Ce comité a trois missions. La première est une mission de veille pour se tenir au courant des différents développements et du stade d'avancée de tous les vaccins développés dans le monde – et il en existe beaucoup ! La deuxième est une mission de recommandation sur la pertinence des essais cliniques à mener en France. Le comité expertise donc les différents projets et fait des recommandations au comité de surveillance de la plateforme d'essais cliniques de vaccins covid-19, Covireivac. La troisième est une mission de conseil au Gouvernement, en particulier à la task force vaccination, sur l'opportunité de réserver, préserver ou commander certains vaccins. C'est notre activité principale au sein du comité.
Le Gouvernement m'a donné la possibilité de proposer des noms pour ce comité. Il est composé de onze personnes et international ; nous avons une représentante suisse et un membre belge. Ce comité représente toutes les disciplines qui ont un rôle dans le développement de vaccins. Nous avons un spécialiste des essais cliniques, trois immunologistes de pointe, un virologue et trois personnes retraitées de l'industrie mais ayant eu des postes à responsabilité dans la recherche et le développement industriel de vaccins. Nous avions un représentant de l'Agence nationale de sécurité du médicament et des produits de santé (ANSM) mais il a été jugé avec un certain bon sens que cela pouvait constituer un conflit d'intérêts pour l'ANSM. Nous avons en revanche acquis une représentation de la HAS.
Nous nous sommes réunis toutes les semaines depuis le mois de juillet 2020 jusqu'à la fin de l'année 2020, les vendredis de douze à quatorze heures. Depuis le début de l'année 2021, nous nous réunissons toutes les deux semaines. Nous avons un protocole assez bien rodé. Nous invitons les producteurs de vaccins qui sont d'intérêt pour la France et l'Europe. Chacun des membres du comité signe individuellement un accord de confidentialité avec ces industriels de façon qu'ils puissent nous communiquer leurs données confidentielles. Ils nous font une présentation de vingt minutes suivie d'une séance de questions et réponses puis nous discutons au sein du comité pour faire un rapport et des recommandations, envoyés au ministère de l'enseignement supérieur et de la recherche, au ministère des solidarités et de la santé et à la task force vaccination. Nous avons déjà vu à plusieurs reprises la plupart des producteurs de vaccins. Les avis que nous donnons sur ces producteurs sont donc évolutifs, « vivants ». Nous avons quatre niveaux d'avis : positif, nuancé, réservé ou négatif.
Les achats de vaccins se faisant dans le cadre de la Commission européenne, je représente le comité scientifique français au sein du comité d'experts qui donne des avis à la Commission européenne et à l'équipe de négociation.

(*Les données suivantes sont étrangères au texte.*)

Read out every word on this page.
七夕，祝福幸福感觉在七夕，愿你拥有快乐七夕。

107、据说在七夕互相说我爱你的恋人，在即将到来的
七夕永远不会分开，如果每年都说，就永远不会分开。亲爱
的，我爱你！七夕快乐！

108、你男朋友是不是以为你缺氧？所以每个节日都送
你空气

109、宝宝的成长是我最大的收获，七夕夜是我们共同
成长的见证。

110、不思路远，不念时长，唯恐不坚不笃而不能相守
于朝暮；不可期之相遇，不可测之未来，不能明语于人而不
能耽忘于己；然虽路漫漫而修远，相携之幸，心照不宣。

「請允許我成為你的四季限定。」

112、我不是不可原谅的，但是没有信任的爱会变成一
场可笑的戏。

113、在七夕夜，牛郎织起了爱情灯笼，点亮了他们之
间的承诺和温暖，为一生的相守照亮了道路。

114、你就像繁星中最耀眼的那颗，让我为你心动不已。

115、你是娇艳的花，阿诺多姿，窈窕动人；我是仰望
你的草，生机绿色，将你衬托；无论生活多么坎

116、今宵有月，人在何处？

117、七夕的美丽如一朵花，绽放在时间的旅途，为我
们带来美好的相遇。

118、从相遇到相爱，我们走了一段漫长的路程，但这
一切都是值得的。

Au titre du comité scientifique, je participe donc aussi aux évaluations de la Commission européenne.
Enfin, depuis le mois de novembre, je préside un groupe nommé Independent producers pour le compte de l'initiative COVAX qui entend acheter deux milliards de doses de vaccin pour les pays à ressources limitées. J'ai, avec un comité international, les mêmes fonctions que dans le comité français.
Les liens avec le conseil de M. Fischer sont assez simples : Alain Fischer est un membre du comité scientifique vaccins que je préside et je participe au conseil d'orientation dont il est le président. Nous sommes donc bien en ligne. Les aspects plus techniques et les questions d'utilité pour certaines populations rentrent plutôt dans le cadre du comité scientifique vaccins tandis que les aspects opérationnels de la vaccination sont plutôt étudiés dans le cadre du comité Fischer.
Mes relations avec l'ANSM se faisaient au départ à travers la participation d'un membre de l'ANSM au comité scientifique. Maintenant, lorsque c'est nécessaire, je contacte directement l'ANSM. Les liens avec la HAS se font grâce à la participation d'un membre de la HAS aux délibérations du comité scientifique.